今回も、ところどころ私の感想を入れながら、前回のストーリーの続きを見ていきたいと思います。

もうすぐ逮捕すべき人物が、この部屋に入ってくると聞いて、バラングレー総理は唖然とする。

グレル刑事ともう一人の刑事、そして総理大臣室の取次ぎ係が入ってきた。

しかし、その後誰もこの部屋に入ってくる様子はない。

総理はルノルマン部長に向かって、冗談を言ってからかっているのか!?と聞くが、部長は逮捕すべき人物はもう既にこの部屋に入っていると言う。

部長は、総理大臣室の取次ぎ係に向かって、「先日、ケッセルバッハになりすまして、リヨン銀行に行っただろう?」と言う。

もちろん、そのジェロームという人物はシラを切るが、ルパンの一味であることをばらされ、グレル刑事によって取り押さえられる。

(ルノルマン部長が「なぜ政府官邸に忍び込んでいるルパンの部下を見つけることが出来たのか⁉」ということを頭のかたすみに置いておきながら読み進めると、後半のストーリーでああそうだったのか!と思う箇所が出てきます。)

総理は、自分に近い人物にルパンの一味がいたと知って驚愕する。

(総理大臣の近くに、自分の部下を潜らせておくなんて、さすがはルパンです。)

翌日、アルセーヌ・ルパンからの手紙がルノルマン国家警察部長宛の公開状として、パリの新聞に一斉に掲載された。

それには、取次ぎ係りをルパンの一味として見破ったことへの賞賛、ケッセルバッハ殺しの濡れ衣を晴らしてくれたことへのお礼が綴られていた。

そして、お礼の代わりにルパンもこの興味深い事件の捜査の手助けをすると書かれてあった。

4年の隠遁生活を経て、またルパンがこの世に復活したのだ!

そして、取次ぎ係りジェロームを5週間後に刑務所から脱獄させると宣言する。
(この予告がいかにもルパンらしいやり方です。予告をすると当然ながら、監視や警備はいっそう厳しくなるのですが、そんな状況でどうやって部下を脱獄させるの⁉という心理状態に読者をもっていくことが出来ますから、いっそうハラハラドキドキします)

そして、次の章からは、セルニーヌ公爵が登場します↓

セルニーヌ公爵はオスマン大通りとクールセル通りが交わるアパルトマンの1階に住んでいる。

拙著で、このセルニーヌ公爵の住まいを紹介しているので、ご興味のある方は是非ご覧ください。
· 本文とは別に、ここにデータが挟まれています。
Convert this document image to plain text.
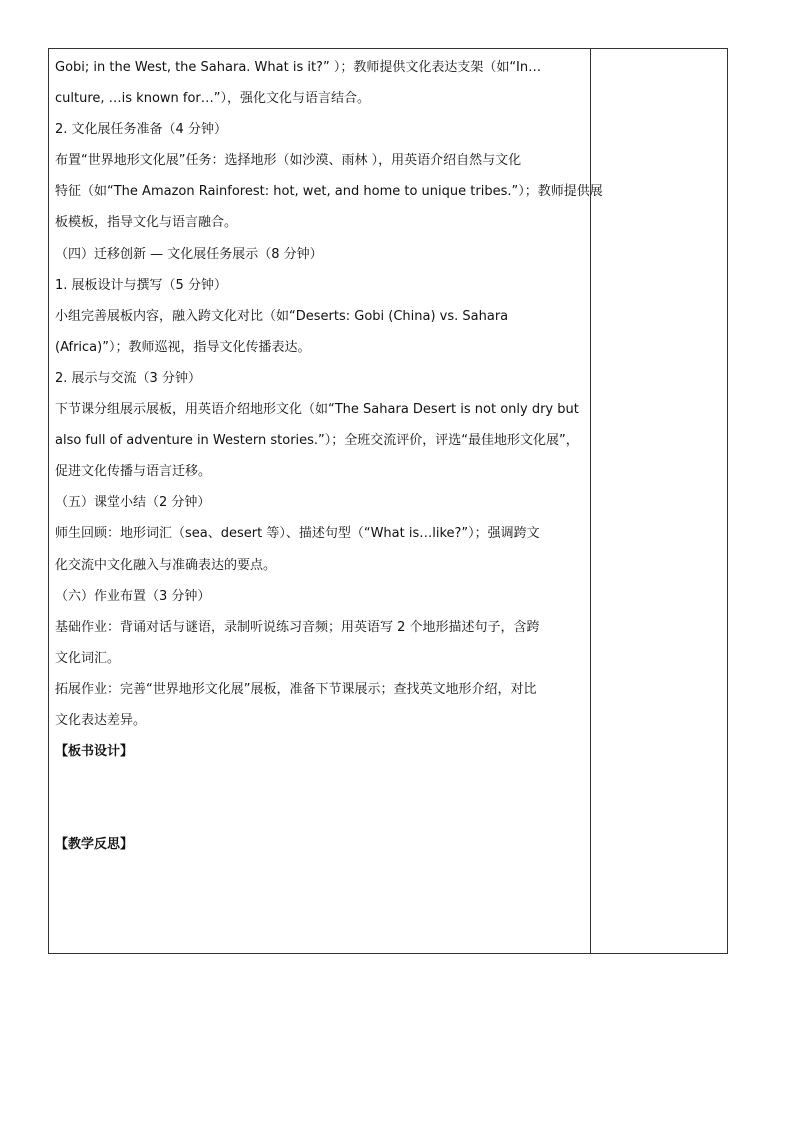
Gobi; in the West, the Sahara. What is it?” ）；教师提供文化表达支架（如“In…
culture, …is known for…”），强化文化与语言结合。
2. 文化展任务准备（4 分钟）
布置“世界地形文化展”任务：选择地形（如沙漠、雨林 ），用英语介绍自然与文化
特征（如“The Amazon Rainforest: hot, wet, and home to unique tribes.”）；教师提供展
板模板，指导文化与语言融合。
（四）迁移创新 — 文化展任务展示（8 分钟）
1. 展板设计与撰写（5 分钟）
小组完善展板内容，融入跨文化对比（如“Deserts: Gobi (China) vs. Sahara
(Africa)”）；教师巡视，指导文化传播表达。
2. 展示与交流（3 分钟）
下节课分组展示展板，用英语介绍地形文化（如“The Sahara Desert is not only dry but
also full of adventure in Western stories.”）；全班交流评价，评选“最佳地形文化展”，
促进文化传播与语言迁移。
（五）课堂小结（2 分钟）
师生回顾：地形词汇（sea、desert 等）、描述句型（“What is…like?”）；强调跨文
化交流中文化融入与准确表达的要点。
（六）作业布置（3 分钟）
基础作业：背诵对话与谜语，录制听说练习音频；用英语写 2 个地形描述句子，含跨
文化词汇。
拓展作业：完善“世界地形文化展”展板，准备下节课展示；查找英文地形介绍，对比
文化表达差异。
【板书设计】
【教学反思】
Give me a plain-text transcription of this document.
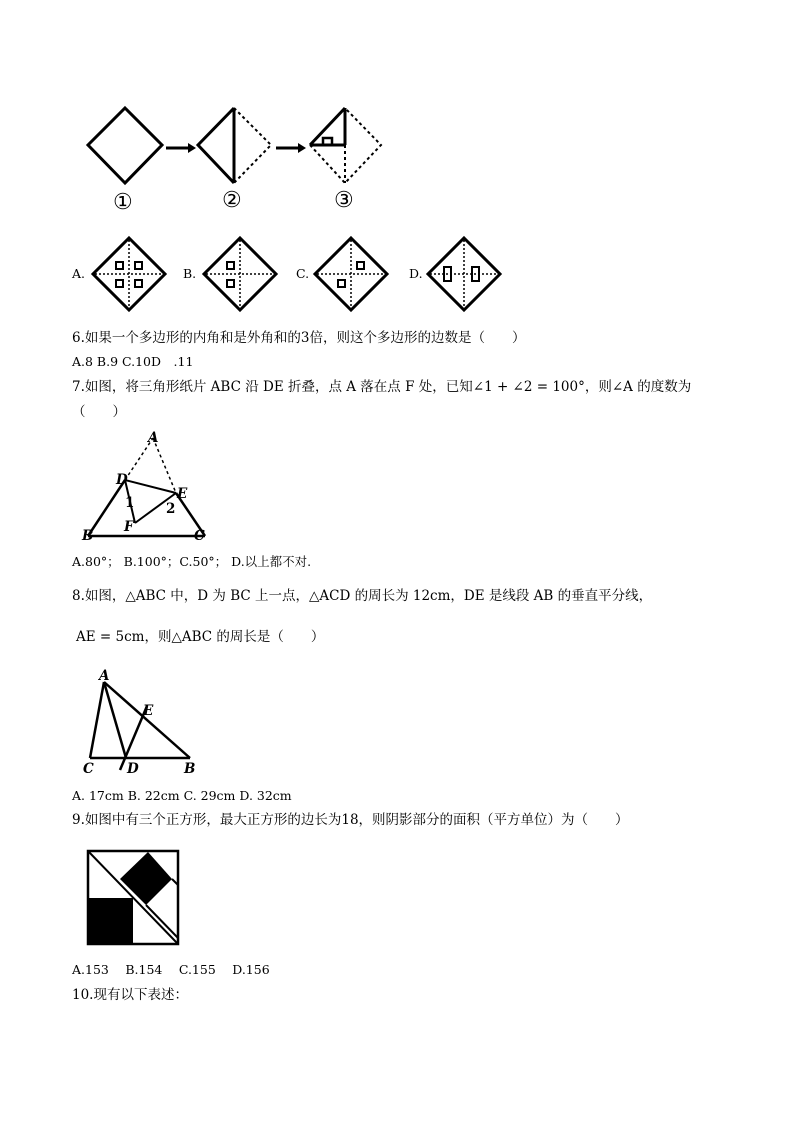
①	②	③
A.	B.	C.	D.
6.如果一个多边形的内角和是外角和的3倍，则这个多边形的边数是（　　）
A.8 B.9 C.10D　.11
7.如图，将三角形纸片 ABC 沿 DE 折叠，点 A 落在点 F 处，已知∠1 + ∠2 = 100°，则∠A 的度数为
（　　）
A
D
E
1 2
F
B	C
A.80°； B.100°；C.50°； D.以上都不对.
8.如图，△ABC 中，D 为 BC 上一点，△ACD 的周长为 12cm，DE 是线段 AB 的垂直平分线，
AE = 5cm，则△ABC 的周长是（　　）
A
E
C D	B
A. 17cm B. 22cm C. 29cm D. 32cm
9.如图中有三个正方形，最大正方形的边长为18，则阴影部分的面积（平方单位）为（　　）
A.153　 B.154　 C.155　 D.156
10.现有以下表述：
因みに、私はこのクールセル通りが、パリの通りでお気に入りの1つです。

セルニーヌ公爵は侍従に、ケッセルバッハ夫人の様子を聞く。

夫人は今はガルシュの未亡人ホームに住んでいるらしい。

パリ郊外のガルシュ

(ガルシュはパリの南西に位置する郊外。サン・クルーの隣に位置する街です。近いうちにYoutubeでもパリ郊外を取り上げる予定です)

↓ガルシュについて。

https://ja.wikipedia.org/wiki/%E3%82%AE%E3%83%A3%E3%83%AB%E3%82%B7%E3%83%A5

公爵は、「例の娘は?」と聞く。

その“例の娘”であるジュヌビエーブが、ケッセルバッハ夫人の家の近くに住んでいて、夫人と知り合いになったことが分かる。

公爵は次にドードビル兄弟を呼んで、警視庁の内情を尋ねる。

2人は公爵の部下であるが、警視庁のルノルマン部長やグレル刑事の部下でもある。

すなわち、公爵は自分の部下を警視庁に潜り込ませているのだ。

(自分の部下を警視庁に潜り込ませていることから、このセルニーヌ公爵は只者ではないことがわかります)
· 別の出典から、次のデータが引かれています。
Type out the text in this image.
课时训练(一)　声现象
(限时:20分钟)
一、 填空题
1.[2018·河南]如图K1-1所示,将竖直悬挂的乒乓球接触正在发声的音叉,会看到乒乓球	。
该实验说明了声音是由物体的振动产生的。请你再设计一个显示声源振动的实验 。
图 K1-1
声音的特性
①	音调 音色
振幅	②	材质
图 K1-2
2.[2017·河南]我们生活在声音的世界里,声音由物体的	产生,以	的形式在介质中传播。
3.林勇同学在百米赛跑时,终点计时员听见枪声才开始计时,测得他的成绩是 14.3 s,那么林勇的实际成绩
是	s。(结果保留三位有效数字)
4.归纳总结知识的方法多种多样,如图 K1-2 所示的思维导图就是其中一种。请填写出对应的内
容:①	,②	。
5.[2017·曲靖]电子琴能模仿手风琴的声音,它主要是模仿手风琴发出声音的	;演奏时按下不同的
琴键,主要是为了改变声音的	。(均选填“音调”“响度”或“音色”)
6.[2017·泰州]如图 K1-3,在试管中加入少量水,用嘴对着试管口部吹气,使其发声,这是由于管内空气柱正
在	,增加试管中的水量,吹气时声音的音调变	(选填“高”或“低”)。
事件のあったパレス・ホテルの捜査状況から、チャップマンへの犯行が行われたのは、死体が見つかった階しか考えられず、すなわちそれはケッセルバッハ殺しの共犯者があの階にいたことを示している。

あの階に宿泊していた“バーベリ少佐”が事件後、蒸発したことから、公爵はこの人物に着目する。

また、ピエール・ルデュック(ケッセルバッハがなぜか探していた人物)は死んだということが明らかになる。
(このピエール・ルデュックも、ストーリーの重要な人物になります。既に死んでいますが・・。)

公爵は事件の鍵を握る人物が一人死んでしまったので、事件の手がかりを得る機会が減ってしまったと嘆いたが、最後にフィリップという男を部屋に入れ、ジェラール・ボープレという男の様子を聞く。

フィリップは、ホテルボーイとして、ベルサイユの「ホテル・ドゥ・ザンプルール」で働きながら、ジェラールの動向を伺っているのだ。

ベルサイユのYouTubeもあわせてご覧頂けると嬉しいです。

ジェラールは、お金がなく、自殺を図りそうになっているらしい。

フィリップ曰く、もうすぐジェラールがここにやって来るという。

そして、青白い顔のやせこけた青年がやってきた。

ボーイにここに来れば、(公爵がお金持ちなので)お金をくれるかもしれないと言われたようだった。

しかし、公爵は、わざと青年に冷たくあたり、青年が‘最後の頼みの綱’だと思っている「お金の送金に関する電報」が、今夜届くことになっていることを知ると、フィリップ(部下)に向かって、その電報をジェラールに渡さないように命令する。


この章ではたくさんの新しい登場人物が出てきましたね・・・。
思い通りに部下を操り、ケッセルバッハ事件の動向を探るセルニーヌ公爵とは一体何者なのか?気になります。
でも、頭がきれて只者ではないのはわかりますね。